London still has the biggest private rented sector of any region in Britain, accounting for 29% of all homes in the capital. The vast majority are provided by individual landlords. Increasing interest rates and cost of living will mean that the rental market in the capital remains strong, with many struggling to get onto the ladder. The same report from the National Residential Landlords Association found the city would require approximately 83,000 new rental properties a year over the next decade to accommodate this demand.

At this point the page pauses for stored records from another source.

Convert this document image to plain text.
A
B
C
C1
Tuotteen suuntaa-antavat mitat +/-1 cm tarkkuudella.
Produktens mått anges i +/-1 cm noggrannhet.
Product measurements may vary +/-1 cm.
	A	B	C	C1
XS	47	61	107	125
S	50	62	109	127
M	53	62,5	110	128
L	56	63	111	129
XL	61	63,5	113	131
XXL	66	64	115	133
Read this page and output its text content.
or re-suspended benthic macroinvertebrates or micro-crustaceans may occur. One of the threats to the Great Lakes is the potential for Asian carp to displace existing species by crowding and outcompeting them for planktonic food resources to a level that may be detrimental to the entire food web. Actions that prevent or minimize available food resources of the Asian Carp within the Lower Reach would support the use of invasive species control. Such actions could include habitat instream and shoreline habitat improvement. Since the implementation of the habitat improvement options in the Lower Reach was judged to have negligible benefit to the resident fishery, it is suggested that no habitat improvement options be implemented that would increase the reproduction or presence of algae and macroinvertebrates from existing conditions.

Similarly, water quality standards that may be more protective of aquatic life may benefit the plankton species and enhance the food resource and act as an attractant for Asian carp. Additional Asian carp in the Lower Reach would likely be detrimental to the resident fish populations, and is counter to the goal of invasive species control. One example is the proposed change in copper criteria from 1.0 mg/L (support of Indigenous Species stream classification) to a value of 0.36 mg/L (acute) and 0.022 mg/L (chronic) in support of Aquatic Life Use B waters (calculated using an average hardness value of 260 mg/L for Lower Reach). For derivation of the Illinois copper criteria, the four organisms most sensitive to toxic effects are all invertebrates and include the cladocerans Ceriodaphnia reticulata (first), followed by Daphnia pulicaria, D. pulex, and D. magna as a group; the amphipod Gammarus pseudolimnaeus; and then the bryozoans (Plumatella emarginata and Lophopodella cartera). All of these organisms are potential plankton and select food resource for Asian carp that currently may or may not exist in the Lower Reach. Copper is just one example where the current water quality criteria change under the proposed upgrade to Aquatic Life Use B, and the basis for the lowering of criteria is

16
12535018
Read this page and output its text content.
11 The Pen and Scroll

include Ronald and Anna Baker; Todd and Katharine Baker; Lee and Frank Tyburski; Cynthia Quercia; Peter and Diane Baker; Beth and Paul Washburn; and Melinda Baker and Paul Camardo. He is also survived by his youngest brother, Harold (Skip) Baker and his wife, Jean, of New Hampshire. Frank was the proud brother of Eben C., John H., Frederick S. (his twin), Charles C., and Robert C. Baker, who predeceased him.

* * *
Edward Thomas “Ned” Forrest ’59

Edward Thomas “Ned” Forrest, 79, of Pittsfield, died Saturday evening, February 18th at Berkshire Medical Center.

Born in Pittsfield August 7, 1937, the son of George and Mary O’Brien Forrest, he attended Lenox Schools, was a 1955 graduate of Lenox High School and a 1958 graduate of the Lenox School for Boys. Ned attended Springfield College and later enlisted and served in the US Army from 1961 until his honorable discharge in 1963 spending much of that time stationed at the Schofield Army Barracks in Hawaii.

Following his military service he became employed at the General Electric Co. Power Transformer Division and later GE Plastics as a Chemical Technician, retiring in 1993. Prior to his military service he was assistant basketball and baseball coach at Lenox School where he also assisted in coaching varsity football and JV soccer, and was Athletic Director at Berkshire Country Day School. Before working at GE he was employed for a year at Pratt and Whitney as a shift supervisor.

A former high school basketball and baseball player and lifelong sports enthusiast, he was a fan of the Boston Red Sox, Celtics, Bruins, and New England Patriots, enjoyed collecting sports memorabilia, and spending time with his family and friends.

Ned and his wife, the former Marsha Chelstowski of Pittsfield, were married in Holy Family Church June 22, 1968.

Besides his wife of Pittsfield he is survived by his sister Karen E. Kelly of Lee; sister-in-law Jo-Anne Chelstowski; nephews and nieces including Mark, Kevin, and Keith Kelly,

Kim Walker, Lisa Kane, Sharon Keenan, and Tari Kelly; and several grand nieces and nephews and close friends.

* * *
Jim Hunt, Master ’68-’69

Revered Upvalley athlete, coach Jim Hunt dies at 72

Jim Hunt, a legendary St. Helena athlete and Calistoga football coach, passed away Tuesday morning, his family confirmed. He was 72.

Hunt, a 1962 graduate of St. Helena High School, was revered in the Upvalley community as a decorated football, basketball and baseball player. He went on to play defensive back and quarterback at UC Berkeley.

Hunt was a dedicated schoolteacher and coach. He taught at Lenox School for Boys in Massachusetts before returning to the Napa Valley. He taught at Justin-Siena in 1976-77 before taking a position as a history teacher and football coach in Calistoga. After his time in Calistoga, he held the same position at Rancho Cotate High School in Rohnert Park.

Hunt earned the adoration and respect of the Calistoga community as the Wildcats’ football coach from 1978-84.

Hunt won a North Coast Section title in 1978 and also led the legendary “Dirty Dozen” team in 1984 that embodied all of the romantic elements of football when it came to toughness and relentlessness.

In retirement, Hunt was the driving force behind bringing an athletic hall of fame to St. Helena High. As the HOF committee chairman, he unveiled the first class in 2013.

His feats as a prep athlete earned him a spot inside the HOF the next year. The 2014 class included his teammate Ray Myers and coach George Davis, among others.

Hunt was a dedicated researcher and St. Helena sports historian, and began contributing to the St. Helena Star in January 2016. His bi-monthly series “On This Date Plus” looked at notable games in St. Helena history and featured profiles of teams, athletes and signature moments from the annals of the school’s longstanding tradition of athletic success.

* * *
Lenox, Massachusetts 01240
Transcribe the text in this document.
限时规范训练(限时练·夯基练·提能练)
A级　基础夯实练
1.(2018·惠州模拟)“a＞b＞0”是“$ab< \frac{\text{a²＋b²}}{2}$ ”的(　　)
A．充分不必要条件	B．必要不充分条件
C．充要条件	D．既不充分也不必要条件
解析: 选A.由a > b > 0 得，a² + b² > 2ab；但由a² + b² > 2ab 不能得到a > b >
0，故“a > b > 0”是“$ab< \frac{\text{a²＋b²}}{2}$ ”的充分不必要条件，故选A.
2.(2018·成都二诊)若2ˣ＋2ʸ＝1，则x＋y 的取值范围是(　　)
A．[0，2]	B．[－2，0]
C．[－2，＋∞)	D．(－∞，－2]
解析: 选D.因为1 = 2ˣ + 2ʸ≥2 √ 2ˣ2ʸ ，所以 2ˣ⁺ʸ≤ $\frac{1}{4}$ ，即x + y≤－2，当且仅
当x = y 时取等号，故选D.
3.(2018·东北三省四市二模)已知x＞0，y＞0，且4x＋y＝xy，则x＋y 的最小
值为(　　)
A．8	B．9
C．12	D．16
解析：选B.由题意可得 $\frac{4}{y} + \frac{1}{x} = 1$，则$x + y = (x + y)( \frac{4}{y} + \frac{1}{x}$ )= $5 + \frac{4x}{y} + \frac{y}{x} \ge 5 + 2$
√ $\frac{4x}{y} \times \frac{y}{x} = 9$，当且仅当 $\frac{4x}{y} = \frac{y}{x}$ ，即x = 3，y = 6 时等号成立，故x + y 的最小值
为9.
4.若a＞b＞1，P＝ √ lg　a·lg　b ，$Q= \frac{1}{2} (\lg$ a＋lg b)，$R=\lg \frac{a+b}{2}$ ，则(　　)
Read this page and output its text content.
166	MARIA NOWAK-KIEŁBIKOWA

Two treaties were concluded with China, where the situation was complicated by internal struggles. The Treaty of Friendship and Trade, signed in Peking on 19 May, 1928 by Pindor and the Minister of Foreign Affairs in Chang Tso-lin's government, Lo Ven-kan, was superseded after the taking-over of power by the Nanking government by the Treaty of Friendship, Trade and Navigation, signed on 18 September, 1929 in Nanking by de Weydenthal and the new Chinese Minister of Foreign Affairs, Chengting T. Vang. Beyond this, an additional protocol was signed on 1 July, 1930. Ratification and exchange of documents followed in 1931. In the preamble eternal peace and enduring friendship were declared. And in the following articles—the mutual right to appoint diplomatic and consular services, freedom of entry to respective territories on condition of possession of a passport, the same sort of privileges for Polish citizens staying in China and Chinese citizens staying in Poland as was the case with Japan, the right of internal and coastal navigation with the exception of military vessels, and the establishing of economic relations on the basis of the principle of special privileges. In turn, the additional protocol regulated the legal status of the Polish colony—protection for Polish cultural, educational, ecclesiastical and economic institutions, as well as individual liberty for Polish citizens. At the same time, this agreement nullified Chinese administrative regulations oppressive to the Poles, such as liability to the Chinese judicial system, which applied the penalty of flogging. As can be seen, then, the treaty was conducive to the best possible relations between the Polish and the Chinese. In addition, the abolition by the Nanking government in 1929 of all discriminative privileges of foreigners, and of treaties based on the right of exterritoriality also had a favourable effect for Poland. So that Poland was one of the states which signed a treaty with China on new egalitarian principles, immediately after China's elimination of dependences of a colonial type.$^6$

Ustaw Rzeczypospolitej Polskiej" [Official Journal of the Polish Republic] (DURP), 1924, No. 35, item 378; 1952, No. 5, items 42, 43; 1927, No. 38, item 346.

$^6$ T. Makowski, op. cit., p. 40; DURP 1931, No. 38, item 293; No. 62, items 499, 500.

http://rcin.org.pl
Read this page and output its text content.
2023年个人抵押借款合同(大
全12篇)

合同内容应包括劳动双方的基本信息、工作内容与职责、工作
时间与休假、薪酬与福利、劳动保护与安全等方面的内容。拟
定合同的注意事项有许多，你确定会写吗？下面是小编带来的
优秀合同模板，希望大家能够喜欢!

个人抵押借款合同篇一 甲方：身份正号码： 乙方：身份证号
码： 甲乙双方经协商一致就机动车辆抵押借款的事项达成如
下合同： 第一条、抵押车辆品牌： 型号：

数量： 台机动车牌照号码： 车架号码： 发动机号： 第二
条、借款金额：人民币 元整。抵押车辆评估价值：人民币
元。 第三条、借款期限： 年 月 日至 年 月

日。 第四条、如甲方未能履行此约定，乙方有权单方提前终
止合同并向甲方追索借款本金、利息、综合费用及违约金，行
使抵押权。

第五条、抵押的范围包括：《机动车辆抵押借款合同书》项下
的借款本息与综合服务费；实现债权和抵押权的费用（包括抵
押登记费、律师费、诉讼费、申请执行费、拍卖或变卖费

Ben Beadle, Chief Executive of the National Residential Landlords Association said, “As the demand for private rental properties picks up following the pandemic, renters across the capital will struggle to find the homes they need and want. For all the efforts to support homeownership, the private rented sector has a vital role to play in housing so many Londoners.” The demand is reflected in void periods (the amount of time a property is empty between tenants) too. Property Tech company Goodlord had some interesting insight in its February property index, noting the biggest change came in Greater London. Despite diminishing void periods - a 24% reduction in their length, dropping from 17 to 13 days - there was a 3% reduction in the average cost of rent in the capital, from £1,675 to £1,609.

Looking to 2022 and beyond, with similar stock constraints to the homeowner market, wage rises forecast to continue at all income levels, and the economy picking up strongly, rent is expected to continue to rise – which presents an opportunity for both new and existing landlords.